Both inpatient, at New York Presbyterian Weill Cornell Medical Center, and at home, through VNA (Visiting Nurse Association) of Hudson Valley, we benefited from doctors, nurses, therapists, and social workers who were specifically trained to assist terminally ill patients and their families. Palliative care professionals are experts in evaluating and treating advanced disease, as well as assisting with all of the day-to-day issues like medical equipment and supplies, and emotional and spiritual support.

The current phenomenon of support for assisted suicide belies the truth:  that life has value through the joys and the sorrows. Although Kenny’s last two years were especially challenging for our family, living out his life to its natural end empowered us and inspired innumerable people that knew us to live better lives, and to accept hardships of all kinds with courage and humility.
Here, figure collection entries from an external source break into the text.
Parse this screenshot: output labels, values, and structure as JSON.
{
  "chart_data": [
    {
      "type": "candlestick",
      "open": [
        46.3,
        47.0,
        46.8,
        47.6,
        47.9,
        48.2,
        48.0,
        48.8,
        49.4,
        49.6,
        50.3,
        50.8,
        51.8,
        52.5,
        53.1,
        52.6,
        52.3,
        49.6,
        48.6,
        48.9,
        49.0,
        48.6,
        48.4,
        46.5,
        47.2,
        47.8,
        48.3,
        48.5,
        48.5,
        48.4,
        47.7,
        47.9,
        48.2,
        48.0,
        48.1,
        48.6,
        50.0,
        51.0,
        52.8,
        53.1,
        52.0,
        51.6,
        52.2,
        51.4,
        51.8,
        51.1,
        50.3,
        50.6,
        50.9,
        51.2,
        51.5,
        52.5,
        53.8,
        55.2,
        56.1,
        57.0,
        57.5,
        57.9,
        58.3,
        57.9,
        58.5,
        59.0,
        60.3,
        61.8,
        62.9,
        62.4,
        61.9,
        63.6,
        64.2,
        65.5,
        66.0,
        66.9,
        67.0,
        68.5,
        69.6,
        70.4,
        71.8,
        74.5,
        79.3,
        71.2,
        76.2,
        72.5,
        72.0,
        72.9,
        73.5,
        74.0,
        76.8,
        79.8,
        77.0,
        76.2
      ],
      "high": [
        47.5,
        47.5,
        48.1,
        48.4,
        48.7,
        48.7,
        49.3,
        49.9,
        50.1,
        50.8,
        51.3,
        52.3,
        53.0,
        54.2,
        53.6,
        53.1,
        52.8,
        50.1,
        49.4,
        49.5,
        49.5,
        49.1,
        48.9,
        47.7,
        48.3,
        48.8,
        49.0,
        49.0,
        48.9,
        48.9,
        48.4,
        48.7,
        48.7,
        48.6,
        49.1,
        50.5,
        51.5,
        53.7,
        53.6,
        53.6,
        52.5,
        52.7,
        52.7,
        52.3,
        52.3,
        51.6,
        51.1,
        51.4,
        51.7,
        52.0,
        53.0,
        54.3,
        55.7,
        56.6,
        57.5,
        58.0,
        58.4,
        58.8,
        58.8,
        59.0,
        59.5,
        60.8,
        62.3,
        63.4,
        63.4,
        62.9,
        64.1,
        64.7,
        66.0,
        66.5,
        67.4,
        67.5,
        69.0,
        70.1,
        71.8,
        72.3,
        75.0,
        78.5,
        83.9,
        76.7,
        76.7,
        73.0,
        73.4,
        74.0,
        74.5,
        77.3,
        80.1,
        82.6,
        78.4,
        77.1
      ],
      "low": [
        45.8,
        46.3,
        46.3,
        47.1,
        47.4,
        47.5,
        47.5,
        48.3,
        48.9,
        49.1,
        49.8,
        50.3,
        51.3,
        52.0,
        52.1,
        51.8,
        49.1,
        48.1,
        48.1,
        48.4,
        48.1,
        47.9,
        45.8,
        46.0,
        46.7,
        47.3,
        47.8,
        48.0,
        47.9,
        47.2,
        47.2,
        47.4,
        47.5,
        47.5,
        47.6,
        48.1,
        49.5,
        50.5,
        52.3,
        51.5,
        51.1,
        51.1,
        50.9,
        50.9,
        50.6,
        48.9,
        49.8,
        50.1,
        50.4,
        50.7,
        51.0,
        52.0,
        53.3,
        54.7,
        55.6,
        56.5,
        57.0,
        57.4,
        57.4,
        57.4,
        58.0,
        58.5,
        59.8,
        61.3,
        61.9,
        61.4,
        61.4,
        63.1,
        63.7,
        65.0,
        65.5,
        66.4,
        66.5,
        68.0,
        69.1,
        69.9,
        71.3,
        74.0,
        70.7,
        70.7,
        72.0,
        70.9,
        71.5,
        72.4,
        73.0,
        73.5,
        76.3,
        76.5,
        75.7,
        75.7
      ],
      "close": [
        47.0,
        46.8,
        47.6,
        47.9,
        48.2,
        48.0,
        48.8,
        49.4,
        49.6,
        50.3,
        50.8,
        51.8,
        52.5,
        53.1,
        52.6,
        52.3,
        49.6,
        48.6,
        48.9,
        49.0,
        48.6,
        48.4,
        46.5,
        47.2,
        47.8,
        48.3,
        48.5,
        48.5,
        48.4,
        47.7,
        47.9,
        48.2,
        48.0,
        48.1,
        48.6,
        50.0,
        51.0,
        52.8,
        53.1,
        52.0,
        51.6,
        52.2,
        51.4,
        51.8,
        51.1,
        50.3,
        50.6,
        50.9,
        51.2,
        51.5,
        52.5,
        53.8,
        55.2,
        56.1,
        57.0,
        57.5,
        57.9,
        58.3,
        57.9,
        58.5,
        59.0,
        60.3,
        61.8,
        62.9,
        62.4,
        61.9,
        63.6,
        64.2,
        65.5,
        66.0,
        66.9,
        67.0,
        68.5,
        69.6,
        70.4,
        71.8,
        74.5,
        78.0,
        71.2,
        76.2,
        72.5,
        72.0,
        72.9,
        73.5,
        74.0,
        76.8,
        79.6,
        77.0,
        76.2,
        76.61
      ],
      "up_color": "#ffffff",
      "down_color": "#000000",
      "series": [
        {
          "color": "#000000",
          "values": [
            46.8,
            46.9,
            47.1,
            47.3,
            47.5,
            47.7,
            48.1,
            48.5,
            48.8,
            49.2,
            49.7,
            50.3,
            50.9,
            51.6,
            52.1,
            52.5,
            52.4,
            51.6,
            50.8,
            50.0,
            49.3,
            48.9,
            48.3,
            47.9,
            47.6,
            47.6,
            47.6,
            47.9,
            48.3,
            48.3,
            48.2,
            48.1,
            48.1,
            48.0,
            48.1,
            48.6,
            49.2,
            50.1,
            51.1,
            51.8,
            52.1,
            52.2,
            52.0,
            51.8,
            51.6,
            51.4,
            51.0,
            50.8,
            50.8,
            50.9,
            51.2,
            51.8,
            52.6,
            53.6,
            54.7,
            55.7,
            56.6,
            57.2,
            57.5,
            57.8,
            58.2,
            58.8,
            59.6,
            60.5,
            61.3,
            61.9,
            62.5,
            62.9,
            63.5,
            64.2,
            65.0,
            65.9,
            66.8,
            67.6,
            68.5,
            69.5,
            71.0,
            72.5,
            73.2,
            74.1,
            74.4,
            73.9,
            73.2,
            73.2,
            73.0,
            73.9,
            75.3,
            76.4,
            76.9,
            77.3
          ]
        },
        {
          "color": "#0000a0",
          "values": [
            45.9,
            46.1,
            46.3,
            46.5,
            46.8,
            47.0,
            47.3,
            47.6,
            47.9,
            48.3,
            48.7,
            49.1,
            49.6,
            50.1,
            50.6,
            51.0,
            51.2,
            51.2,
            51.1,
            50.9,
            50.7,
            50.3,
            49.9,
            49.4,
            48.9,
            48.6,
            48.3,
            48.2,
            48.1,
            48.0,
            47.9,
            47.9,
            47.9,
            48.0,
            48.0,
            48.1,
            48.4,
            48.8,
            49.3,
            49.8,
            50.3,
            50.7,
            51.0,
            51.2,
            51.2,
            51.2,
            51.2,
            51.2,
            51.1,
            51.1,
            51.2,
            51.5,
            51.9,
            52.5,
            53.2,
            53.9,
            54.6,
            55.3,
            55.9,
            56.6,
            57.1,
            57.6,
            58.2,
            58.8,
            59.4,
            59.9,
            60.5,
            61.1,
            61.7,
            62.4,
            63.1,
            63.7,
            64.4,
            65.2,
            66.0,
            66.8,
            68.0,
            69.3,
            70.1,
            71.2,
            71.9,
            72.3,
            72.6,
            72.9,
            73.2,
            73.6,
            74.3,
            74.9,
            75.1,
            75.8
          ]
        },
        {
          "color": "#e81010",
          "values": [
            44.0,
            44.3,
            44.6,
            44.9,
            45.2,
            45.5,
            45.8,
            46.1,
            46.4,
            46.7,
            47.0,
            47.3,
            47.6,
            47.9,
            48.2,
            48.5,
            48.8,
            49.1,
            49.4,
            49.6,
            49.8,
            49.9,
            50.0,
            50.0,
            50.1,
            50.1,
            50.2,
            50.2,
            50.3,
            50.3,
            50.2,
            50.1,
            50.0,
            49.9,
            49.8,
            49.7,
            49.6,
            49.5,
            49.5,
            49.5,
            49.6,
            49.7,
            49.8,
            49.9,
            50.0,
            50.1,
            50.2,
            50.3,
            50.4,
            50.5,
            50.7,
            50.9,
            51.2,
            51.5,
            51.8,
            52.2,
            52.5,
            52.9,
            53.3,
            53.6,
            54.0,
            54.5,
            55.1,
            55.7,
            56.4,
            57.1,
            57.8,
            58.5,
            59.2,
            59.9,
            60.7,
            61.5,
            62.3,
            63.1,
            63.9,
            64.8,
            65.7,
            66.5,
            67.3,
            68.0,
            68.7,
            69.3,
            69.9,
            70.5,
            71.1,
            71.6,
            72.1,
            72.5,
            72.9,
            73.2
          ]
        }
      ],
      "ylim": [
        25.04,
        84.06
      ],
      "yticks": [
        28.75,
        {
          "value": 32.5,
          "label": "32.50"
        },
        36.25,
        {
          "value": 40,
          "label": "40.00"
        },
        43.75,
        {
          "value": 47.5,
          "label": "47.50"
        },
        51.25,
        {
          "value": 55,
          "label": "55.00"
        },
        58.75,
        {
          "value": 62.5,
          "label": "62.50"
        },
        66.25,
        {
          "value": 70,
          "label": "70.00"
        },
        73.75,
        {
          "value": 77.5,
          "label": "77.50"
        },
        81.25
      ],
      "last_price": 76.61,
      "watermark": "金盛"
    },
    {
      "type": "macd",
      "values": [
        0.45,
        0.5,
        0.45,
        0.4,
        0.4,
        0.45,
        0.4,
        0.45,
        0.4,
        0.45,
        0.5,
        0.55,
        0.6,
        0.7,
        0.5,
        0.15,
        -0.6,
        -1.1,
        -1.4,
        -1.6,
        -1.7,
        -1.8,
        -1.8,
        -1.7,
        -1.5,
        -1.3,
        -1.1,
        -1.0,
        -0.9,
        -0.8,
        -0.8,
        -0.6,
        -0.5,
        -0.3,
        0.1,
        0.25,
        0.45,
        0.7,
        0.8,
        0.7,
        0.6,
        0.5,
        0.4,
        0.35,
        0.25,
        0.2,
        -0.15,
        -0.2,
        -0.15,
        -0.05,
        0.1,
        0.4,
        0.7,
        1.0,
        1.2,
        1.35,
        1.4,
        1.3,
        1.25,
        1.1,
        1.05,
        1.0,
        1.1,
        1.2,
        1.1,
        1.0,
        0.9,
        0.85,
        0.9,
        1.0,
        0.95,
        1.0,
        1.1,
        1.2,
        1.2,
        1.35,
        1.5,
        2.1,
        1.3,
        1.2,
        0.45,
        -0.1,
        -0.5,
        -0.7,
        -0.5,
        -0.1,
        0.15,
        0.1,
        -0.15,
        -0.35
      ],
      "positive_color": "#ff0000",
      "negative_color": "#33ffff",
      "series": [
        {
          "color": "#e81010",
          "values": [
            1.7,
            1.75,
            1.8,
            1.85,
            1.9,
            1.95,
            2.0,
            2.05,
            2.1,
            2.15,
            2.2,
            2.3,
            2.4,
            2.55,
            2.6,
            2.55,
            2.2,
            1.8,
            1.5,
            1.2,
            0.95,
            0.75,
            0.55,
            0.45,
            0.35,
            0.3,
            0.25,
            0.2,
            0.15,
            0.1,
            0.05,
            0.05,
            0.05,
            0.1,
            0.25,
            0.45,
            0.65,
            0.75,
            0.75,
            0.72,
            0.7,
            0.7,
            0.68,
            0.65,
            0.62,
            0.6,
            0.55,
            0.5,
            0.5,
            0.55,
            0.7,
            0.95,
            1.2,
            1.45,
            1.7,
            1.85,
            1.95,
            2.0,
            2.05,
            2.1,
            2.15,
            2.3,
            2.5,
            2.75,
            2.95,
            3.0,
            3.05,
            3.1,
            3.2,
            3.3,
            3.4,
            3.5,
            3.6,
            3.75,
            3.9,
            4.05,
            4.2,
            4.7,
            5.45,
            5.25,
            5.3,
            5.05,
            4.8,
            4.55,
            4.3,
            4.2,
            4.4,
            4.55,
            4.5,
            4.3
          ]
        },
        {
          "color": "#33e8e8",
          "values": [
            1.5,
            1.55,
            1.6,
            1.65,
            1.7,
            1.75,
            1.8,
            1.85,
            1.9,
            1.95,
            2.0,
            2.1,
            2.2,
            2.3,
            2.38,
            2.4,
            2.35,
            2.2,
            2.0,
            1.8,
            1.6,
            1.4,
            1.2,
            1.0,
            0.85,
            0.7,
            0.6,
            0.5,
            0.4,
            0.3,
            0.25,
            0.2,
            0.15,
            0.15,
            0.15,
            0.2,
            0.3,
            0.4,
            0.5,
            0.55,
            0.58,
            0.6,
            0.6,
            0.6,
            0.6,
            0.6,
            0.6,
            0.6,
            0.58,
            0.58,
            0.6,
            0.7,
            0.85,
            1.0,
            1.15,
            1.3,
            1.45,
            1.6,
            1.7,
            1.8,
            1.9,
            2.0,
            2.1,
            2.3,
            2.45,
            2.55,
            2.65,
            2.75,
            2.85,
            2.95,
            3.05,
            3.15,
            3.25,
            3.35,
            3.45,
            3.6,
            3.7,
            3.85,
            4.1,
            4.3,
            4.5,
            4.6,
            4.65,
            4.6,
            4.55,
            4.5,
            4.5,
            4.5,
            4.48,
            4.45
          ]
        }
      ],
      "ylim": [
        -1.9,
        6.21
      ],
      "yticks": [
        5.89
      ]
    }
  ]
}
I now understand that the way that we die is the culminating statement of each our lives. Everything that we do from birth is building and developing to that final moment. If we have a life well lived no matter how long, if we have developed our spirituality so we are ready for the transition, if we are content with our relationships, if we have truly learned to love, we are teaching the rest of our world how to both live and how to die. What could be a more important, more powerful, or more fulfilling way to conclude our lives?